Bon, et les étudiants des Beaux-arts ? Notez qu’ils ne rigolent pas mieux avec Yvon Robert. Plus de jaune, plus de vert, pas de fumette (si, un peu) et l’obligation de décamper bientôt. Ah, les vestiaires de Jean-Giraudoux n’auront pas le charme ancien. Brr… que ces jeunes gens sont sérieux. Et savants. C’est qu’ils étudient dans le Supérieur, dans le Troisième cercle. Bientôt ils seront en Résidence, ils s’épuiseront dans le 1%, ils s’inaugureront dans le Fonds d’art contemporain. Ça et le reste. A la fin, on les trouvera plus solennels que les deux précédents. Alors, viendra le temps, pour les députés-maires, de faire dans la fantaisie.

CDLXII.

Retour sur la commémoration des 20 ans de la disparition de Jean Lecanuet. Vrai, au national, l’homme ne rappelle plus grand-chose. Sinon à faire admettre qu’ayant fusillé le Centrisme pour longtemps, il accompagna les réformes de Valéry Giscard d’Estaing avec plus de retenue que de conviction. Force est de se reporter sur son rôle d’élu local. Et encore ! Ici on est plus ignorant que sévère. Ce cumulard ne fut que l’homme de son temps, celui où la fonction politique s’apprenait et se perpétuait. Ne s’improvisait pas. De nos jours, tout le monde est consultant ou restaurateur. Pas trop de technique, beaucoup d’aplomb.

La politique de ce temps ne réclamait que du savoir-faire. Jean Lecanuet passait pour expert. Ajoutons-y une entière disponibilité. Oui, il ne fallait avoir que ça à faire. Chose impossible aujourd’hui. Mais la question est ailleurs. N’ai-je pas lu (ou entendu) qu’on lui reprochait le tunnel de la Grand-Mare, celui de Saint-Herbland ou le Pont Mathilde ? On y ajoute du bétonnage à tout va, frénésie faisant suite aux passages de furieux bulldozers. Certes, déploration légitime. Pour une part (ultra-minoritaire) elle l’était déjà il y a quarante ans.

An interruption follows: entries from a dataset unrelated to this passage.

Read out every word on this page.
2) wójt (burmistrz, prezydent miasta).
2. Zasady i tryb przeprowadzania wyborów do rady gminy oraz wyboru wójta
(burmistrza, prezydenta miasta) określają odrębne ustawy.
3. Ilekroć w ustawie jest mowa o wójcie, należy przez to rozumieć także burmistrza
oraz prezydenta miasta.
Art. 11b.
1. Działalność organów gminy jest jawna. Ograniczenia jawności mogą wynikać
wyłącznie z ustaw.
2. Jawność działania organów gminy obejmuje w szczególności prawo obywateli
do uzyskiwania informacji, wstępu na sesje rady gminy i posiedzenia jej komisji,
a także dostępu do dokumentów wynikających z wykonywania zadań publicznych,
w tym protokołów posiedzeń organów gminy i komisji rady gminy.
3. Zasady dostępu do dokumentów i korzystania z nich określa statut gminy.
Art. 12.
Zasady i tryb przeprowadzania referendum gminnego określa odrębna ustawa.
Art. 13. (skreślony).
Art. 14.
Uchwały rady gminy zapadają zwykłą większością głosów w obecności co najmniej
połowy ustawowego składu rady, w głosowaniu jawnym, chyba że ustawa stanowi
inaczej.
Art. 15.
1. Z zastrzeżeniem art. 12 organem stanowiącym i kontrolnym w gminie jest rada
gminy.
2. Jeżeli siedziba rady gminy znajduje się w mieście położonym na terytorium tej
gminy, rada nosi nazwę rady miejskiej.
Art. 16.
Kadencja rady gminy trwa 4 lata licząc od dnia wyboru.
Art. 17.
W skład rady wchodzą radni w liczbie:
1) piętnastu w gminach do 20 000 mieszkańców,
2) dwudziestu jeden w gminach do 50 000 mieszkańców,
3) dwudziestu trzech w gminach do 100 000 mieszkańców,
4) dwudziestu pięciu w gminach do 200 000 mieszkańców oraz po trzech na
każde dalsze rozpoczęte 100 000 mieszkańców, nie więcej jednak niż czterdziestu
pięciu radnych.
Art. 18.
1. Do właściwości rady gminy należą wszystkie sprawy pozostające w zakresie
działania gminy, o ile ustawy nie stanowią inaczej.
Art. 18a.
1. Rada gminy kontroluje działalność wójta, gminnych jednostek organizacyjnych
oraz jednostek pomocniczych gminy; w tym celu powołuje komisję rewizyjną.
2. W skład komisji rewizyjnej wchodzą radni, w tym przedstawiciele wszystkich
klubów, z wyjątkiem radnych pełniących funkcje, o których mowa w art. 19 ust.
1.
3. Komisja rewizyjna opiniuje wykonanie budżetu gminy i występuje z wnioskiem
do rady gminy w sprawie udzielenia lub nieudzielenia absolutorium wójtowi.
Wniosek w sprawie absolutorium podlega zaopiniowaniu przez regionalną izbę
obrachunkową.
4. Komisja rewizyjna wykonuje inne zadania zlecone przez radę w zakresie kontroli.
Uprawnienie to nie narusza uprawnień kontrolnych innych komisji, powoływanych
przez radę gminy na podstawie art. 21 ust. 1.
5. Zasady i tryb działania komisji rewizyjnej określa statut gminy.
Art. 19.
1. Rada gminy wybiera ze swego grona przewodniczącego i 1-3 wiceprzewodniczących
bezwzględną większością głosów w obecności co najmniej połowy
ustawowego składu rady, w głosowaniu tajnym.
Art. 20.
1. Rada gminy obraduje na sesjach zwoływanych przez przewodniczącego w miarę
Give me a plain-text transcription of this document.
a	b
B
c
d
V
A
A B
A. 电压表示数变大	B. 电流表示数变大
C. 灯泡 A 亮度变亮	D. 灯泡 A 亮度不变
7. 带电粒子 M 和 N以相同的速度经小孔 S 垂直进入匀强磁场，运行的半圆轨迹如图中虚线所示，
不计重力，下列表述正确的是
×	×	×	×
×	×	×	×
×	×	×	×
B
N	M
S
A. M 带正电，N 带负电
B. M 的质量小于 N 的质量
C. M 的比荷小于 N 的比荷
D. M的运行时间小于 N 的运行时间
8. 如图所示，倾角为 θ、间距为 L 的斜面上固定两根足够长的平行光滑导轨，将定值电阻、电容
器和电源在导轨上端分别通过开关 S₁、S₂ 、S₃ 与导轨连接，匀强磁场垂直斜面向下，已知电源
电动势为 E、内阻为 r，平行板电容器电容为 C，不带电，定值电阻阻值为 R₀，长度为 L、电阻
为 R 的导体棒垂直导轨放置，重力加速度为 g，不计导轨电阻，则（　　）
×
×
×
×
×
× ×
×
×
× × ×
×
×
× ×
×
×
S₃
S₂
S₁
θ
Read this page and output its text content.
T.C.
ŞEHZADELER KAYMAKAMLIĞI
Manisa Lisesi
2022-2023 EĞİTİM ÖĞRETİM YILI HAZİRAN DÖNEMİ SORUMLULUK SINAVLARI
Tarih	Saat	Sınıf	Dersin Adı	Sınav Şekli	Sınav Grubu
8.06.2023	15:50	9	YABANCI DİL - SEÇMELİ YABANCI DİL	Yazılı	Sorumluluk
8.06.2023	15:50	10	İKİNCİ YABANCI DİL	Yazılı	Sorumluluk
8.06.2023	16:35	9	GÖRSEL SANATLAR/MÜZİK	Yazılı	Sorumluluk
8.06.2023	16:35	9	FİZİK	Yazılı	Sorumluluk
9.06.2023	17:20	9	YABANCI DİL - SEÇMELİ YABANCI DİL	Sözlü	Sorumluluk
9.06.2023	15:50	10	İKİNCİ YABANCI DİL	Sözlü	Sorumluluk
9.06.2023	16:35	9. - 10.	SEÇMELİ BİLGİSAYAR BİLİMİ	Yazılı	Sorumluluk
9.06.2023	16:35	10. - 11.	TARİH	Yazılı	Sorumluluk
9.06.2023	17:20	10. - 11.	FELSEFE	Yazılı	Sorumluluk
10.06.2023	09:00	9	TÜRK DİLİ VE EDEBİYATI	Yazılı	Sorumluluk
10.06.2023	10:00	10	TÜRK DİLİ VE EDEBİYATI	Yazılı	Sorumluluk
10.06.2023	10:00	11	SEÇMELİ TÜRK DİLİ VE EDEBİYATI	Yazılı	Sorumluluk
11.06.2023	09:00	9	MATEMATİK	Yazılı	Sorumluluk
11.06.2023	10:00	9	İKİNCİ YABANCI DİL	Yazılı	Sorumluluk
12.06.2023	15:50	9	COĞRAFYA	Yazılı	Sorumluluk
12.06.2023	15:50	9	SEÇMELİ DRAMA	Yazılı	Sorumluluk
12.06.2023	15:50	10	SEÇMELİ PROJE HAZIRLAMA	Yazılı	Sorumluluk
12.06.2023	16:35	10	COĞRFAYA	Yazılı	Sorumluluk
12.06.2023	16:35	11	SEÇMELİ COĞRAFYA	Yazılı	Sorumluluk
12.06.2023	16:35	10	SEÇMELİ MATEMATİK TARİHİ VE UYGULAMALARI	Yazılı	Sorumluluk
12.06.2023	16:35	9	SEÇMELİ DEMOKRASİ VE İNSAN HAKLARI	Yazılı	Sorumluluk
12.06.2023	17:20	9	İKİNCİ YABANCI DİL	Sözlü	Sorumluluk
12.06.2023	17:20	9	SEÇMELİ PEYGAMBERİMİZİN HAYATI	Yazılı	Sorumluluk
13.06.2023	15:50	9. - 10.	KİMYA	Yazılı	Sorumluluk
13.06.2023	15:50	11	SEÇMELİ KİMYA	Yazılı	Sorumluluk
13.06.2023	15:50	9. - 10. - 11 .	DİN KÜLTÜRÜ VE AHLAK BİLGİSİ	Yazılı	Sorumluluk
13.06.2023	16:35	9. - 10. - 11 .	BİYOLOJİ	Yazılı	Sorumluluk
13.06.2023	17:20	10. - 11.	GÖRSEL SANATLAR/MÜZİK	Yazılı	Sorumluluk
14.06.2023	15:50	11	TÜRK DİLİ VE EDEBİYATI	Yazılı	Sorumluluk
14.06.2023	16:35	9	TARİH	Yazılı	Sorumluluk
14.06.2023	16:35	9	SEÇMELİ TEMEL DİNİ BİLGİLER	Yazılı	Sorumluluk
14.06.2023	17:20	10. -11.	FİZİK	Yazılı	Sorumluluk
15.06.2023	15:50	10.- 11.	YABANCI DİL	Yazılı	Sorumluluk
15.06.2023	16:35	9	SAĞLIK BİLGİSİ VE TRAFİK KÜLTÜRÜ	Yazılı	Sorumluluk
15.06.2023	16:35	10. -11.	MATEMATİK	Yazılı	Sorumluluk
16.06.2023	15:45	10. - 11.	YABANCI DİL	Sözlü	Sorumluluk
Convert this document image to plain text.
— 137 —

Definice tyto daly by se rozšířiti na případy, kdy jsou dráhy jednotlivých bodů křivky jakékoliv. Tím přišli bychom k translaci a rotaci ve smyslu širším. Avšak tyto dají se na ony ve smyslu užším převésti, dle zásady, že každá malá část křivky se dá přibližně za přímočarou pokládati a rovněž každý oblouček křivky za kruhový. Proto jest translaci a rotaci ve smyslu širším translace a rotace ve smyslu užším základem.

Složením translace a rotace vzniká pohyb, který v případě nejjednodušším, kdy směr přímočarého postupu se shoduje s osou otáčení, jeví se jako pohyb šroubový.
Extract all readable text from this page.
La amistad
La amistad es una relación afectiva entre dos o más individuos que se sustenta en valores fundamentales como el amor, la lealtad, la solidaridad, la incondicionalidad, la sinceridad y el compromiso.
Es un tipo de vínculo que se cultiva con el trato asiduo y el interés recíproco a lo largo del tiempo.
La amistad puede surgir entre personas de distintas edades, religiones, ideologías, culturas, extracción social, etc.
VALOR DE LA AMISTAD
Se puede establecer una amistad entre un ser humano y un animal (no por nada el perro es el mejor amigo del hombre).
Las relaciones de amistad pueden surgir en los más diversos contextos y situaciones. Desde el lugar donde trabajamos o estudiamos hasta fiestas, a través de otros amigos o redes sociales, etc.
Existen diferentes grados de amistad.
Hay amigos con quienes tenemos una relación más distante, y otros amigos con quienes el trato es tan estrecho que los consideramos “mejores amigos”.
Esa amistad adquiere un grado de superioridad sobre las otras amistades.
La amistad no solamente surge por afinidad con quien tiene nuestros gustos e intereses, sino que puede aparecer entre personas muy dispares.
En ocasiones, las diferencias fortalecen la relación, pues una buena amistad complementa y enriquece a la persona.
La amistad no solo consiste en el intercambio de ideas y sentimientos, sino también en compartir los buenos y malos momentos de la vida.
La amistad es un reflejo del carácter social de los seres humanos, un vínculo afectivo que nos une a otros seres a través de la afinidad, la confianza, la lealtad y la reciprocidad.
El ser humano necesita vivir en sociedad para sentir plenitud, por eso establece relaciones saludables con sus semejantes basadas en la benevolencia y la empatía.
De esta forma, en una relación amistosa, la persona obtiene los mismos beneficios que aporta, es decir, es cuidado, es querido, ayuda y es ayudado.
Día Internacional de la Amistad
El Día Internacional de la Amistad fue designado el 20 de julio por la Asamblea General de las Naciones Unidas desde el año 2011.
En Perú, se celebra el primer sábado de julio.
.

A-t-on bien regardé les résultats des élections municipales de 1971, de 1977 ou 1983 ? Alors Jean Lecanuet l’emportait (et je vous passe le score). C’est vous dire que le Rouennais d’alors n’était pas mécontent de voir se bâtir les Fronts de Seine, la salle Lionel-Terray, le Centre Saint-Sever ou le parking de la Pucelle. Vous voulez circuler, vous voulez vous garer, je fais avec ce que j’ai. Et avec votre assentiment. Sous vos applaudissements.

Pour faire bon poids, il imposa les voies piétonnes. Idée venue d’Allemagne de l’Ouest, conseillés qu’il fut par Bernard Canu et Pierre Garcette (Quand j’en serai au Déluge, vous m’arrêterez). Le futur a dit ce qu’il fallait penser de l’innovation, instituée pour lutter contre l’invasion automobile. Et plébiscitée par le commerce industriel, la consommation compulsive et la dilapidation organisée. Une pièce de John Arden (non, ne cherchez pas) s’intitule Vous vivrez tous comme des cochons. Ça se monte encore ?

Si oui, pas à cause de Jean Lecanuet, qui sut toujours choisir ses adjoints à la culture parmi les moins reluisants du moment (allons, allons). Le soir, en ce couchant, il se répétait : De ce côté, je suis tranquille. De la mairie, il constatait que tous les cultureux rouennais s’assemblaient rive gauche. Chez les communistes. Et trop satisfaits d’y être, rive gauche et communistes.

Les mêmes, cultureux et rouennais, vivaient alors dans les Lods de la Grand’ Mare. Grand bien leur fasse disait Jean Lecanuet. Il avait ainsi champ libre pour raser les quartiers Est et alentours. Faucille ou marteau ? Non, à la masse et au feu ! XVIIe et XVIIIe siècles ! En veux-tu, en voilà ! Allons-y les amis, ayez pas peur. Je le sais, j’y étais.

Tiens, c’est vrai, on ne les a pas vus à la cérémonie mortuaire des vingt ans. Que des vieux centristes, pas de vieux gauchistes. A moins que… Mais non, mais non.